- Born: Atma Hashmatrai Chainani December 3, 1923 Hyderabad (Sind), now in Pakistan
- Died: 6 December 1975 (aged 52)
- Occupations: Playback singer, Ghazal singer and film actor
- Years active: 1945 – 1975
- Spouse: Not known (divorced)

= C. H. Atma =

C.H. Atma (born Atma Hashmatrai Chainani; 3 December 1923 - 6 December 1975) was a playback singer in Hindi language films, ghazal singer and film actor. He was born in 1923 in Hyderabad (Sind), now in Pakistan. His real name was Atma Hashmatrai Chainani. He was a part of the first playback singers' troupe from India to tour and sing outside India in Nairobi, East Africa in 1957, the star of the troupe being Talat Mahmood. He fell ill after his singing tour to England in 1975 and died eight months later on 6 December 1975, aged 52.

==Career==
C.H. Atma debuted in 1945. His evergreen song is 'Preetam Aan Milo', which he sang in 1945 for a private album. In 1955, the same song was sung by Geeta Dutt for the film, Mr. & Mrs. '55 for composer O. P. Nayyar, who was a great fan of his singing. His voice was quite similar to K. L. Saigal. But he had his own unique style which he applied to become one of the very few singers to become extensively popular both in film and non-film music.

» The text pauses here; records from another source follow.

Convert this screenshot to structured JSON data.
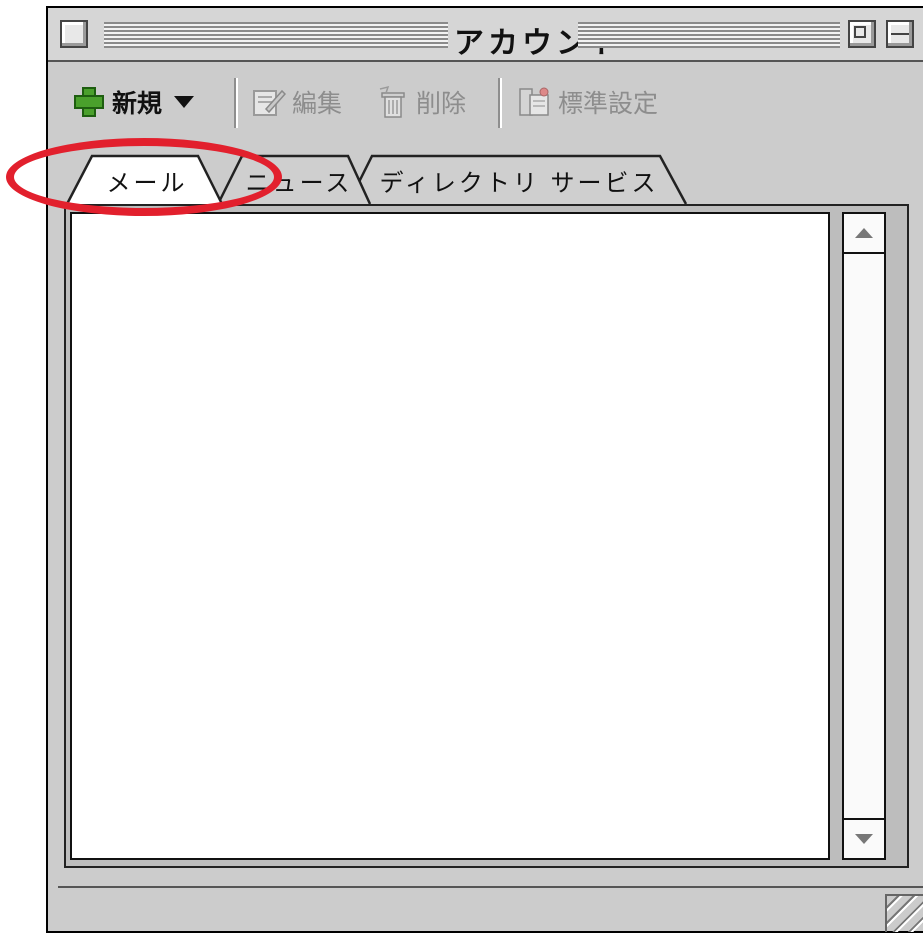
{
  "window": {
    "title": "アカウント"
  },
  "toolbar": {
    "new_label": "新規",
    "edit_label": "編集",
    "delete_label": "削除",
    "default_label": "標準設定",
    "icons": {
      "new": "plus-icon",
      "edit": "edit-icon",
      "delete": "trash-icon",
      "default": "default-setting-icon"
    },
    "accent": "#4aa02c"
  },
  "tabs": [
    {
      "label": "メール",
      "selected": true
    },
    {
      "label": "ニュース",
      "selected": false
    },
    {
      "label": "ディレクトリ サービス",
      "selected": false
    }
  ],
  "annotation": {
    "color": "#e2202d"
  }
}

His best known pieces include his solo and duet songs with Geeta Dutt in O.P. Nayyar debut film Aasmaan (1952), and his non-film recording of "Preetam Aan Milo".

C. H. Atma sang a ghazal in Film Geet Gaya Patharon Ne directed by V. Shantaram. He also sang three songs for Film Nagina whose music was composed by Shankar-Jaikishan. In both Nagina (1951) and Aasmaan (1952), he playbacked for Nasir Khan on screen.

He has sung duets with singers like Lata Mangeshkar and Asha Bhosle. But his career was short in Bollywood as brief as just 10 years.

He also acted in two movies as hero, namely, Bhaisahab (1954) (with Purnima and Smriti Biswas) and Bilwamangal (with Suraiya) (1954) besides acting as a character artist in Geet Gaya Pattharon Ne (1964).

== Personal life ==
C.H. Atma was the elder brother of the popular singer, Chandru Atma.

He was not happy that the industry did not utilize his voice properly, reports say. His married life was not happy either.